Walki w Strefie Gazy znów rozgorzały z pełną mocą, choć po tygodniowym rozejmie między Izraelem i Palestyńczykami wydawało się, że jest szansa na pokój. Terroryści zaatakowali jednak cywilów w Jerozolimie, a władze w Tel Awiwie nie chciały dłużej odkładać pacyfikacji terenów zajmowanych przez hamasowców. Wojna trwa.
I choć Hamas zarzekał się, że rzuci Izrael na kolana i pokona swojego odwiecznego wroga, wydaje się, że była to tylko propaganda grupy terrorystycznej. Siły Obronne Izraela krok po kroku zdobywają tereny w Strefie Gazy, pacyfikując i wyłapując bojowników walczących w imię terroru. I uwalniając cywilów od zagrożenia, jakie niesie Hamas.
Dla islamistów nie ma znaczenia, jakimi środkami prowadzą swoją walkę.
Dalsza część artykułu pod materiałem wideo
Żołnierze IDF zaprezentowali nagranie ze strefy walk. Oto schwytali kilkudziesięciu Palestyńczyków, którzy są podejrzewani o przynależność do Hamasu. Wszystkich usadzili w kucki na środku jednej z ulic, a dla bezpieczeństwa rozebrali do samej bielizny. W takim stroju trudniej ukryć broń, nie można też zbyt daleko uciec niepostrzeżenie.
Teraz krewkimi hamasowcami zajmie się Szin Bet, czyli izraelska służba bezpieczeństwa.

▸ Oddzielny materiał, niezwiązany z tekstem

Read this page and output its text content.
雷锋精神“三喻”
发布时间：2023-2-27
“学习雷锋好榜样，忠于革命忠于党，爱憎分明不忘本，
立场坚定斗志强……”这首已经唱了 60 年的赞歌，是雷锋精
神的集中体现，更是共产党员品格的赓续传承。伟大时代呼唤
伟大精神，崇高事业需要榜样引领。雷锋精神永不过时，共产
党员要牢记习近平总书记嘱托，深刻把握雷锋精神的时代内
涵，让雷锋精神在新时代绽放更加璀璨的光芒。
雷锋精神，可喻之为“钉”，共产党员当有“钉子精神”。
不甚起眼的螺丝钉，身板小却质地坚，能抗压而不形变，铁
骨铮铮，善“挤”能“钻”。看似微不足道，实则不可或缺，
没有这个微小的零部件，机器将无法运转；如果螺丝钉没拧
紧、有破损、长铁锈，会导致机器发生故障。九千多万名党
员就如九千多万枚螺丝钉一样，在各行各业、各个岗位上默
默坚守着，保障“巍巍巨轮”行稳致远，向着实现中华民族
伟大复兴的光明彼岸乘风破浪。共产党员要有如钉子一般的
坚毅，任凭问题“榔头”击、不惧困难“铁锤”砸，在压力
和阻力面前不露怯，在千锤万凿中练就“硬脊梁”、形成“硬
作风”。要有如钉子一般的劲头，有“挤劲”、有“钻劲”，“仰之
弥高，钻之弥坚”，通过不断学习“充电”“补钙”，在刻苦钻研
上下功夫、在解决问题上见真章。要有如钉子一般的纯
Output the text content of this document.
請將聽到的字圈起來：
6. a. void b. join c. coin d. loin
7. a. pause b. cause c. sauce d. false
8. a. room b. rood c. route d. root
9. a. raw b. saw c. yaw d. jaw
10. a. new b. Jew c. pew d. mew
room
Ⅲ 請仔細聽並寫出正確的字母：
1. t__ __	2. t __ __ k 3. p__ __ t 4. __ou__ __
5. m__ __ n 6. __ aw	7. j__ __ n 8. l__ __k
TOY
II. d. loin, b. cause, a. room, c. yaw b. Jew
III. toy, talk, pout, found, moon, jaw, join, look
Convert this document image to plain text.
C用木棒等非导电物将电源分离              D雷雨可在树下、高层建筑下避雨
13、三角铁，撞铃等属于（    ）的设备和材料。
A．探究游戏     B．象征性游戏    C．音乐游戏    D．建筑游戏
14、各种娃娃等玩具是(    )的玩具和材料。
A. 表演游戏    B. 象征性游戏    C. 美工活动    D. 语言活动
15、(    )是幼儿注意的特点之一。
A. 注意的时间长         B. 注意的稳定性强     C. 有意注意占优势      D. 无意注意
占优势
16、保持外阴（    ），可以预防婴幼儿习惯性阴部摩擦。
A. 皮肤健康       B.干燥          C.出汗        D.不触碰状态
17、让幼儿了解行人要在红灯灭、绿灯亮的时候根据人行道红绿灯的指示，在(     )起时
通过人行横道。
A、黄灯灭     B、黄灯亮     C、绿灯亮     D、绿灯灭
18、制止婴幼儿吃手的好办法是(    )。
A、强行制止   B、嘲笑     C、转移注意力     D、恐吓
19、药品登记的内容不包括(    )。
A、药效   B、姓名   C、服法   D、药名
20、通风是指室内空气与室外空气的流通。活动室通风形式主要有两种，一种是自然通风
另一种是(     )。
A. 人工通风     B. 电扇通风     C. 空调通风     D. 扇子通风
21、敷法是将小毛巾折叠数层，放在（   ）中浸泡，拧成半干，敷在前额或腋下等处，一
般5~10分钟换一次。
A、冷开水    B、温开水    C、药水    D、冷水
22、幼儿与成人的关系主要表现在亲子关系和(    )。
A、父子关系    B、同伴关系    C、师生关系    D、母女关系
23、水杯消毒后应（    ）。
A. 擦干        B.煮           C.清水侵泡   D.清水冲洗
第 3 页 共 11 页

Jej agenci po atakach z 7 października mają ręce pełne roboty, choć powinni tym atakom zapobiec. Dotąd Szin Bet (znany też jako Szabak) działał na terenach Palestyny i starał się infiltrować środowisko terrorystów, by w porę ostrzec Izrael przed planowanymi zamachami, albo zapobiec im jeszcze na etapie planowania.
Jak się okazało, Hamas oszukał izraelskie służby w sposób mistrzowski.
Palestyńczycy grzecznie siedzą więc na ulicy jednego ze zniszczonych miast - widać na filmie efekty nalotów i trwających już dwa miesiące walk - i żaden nie jest już tak agresywny i bohaterski, jak to miało miejsce podczas uderzenia na Izrael. Wówczas komanda terrorystów bez litości mordowały cywilów, nie dając im szans na przeżycie.
Według ONZ w walkach od 7 października zginęło ponad 15 500 Palestyńczyków i ponad 1200 Izraelczyków. IDF podała z kolei, że w walkach zginęło 401 izraelskich żołnierzy, ale tylko 75 podczas ofensywy lądowej w Strefie Gazy. Pozostali ponieśli śmierć w trakcie ataku terrorystów 7 października. Ten dzień zmienił wszystko.
Wojna trwa, leje się krew, a giną w większości cywile. Przywódcy Hamasu są bezpieczni gdzieś w krajach Bliskiego Wschodu, pławią się w luksusie i wydają polecenia bojownikom. A Izrael nie zamierza odpuszczać i obiecuje całkowitą likwidację organizacji, która zaatakowała ich kraj. Oko za oko, ząb za ząb.
W takich warunkach nie ma na razie żadnych szans na pokój.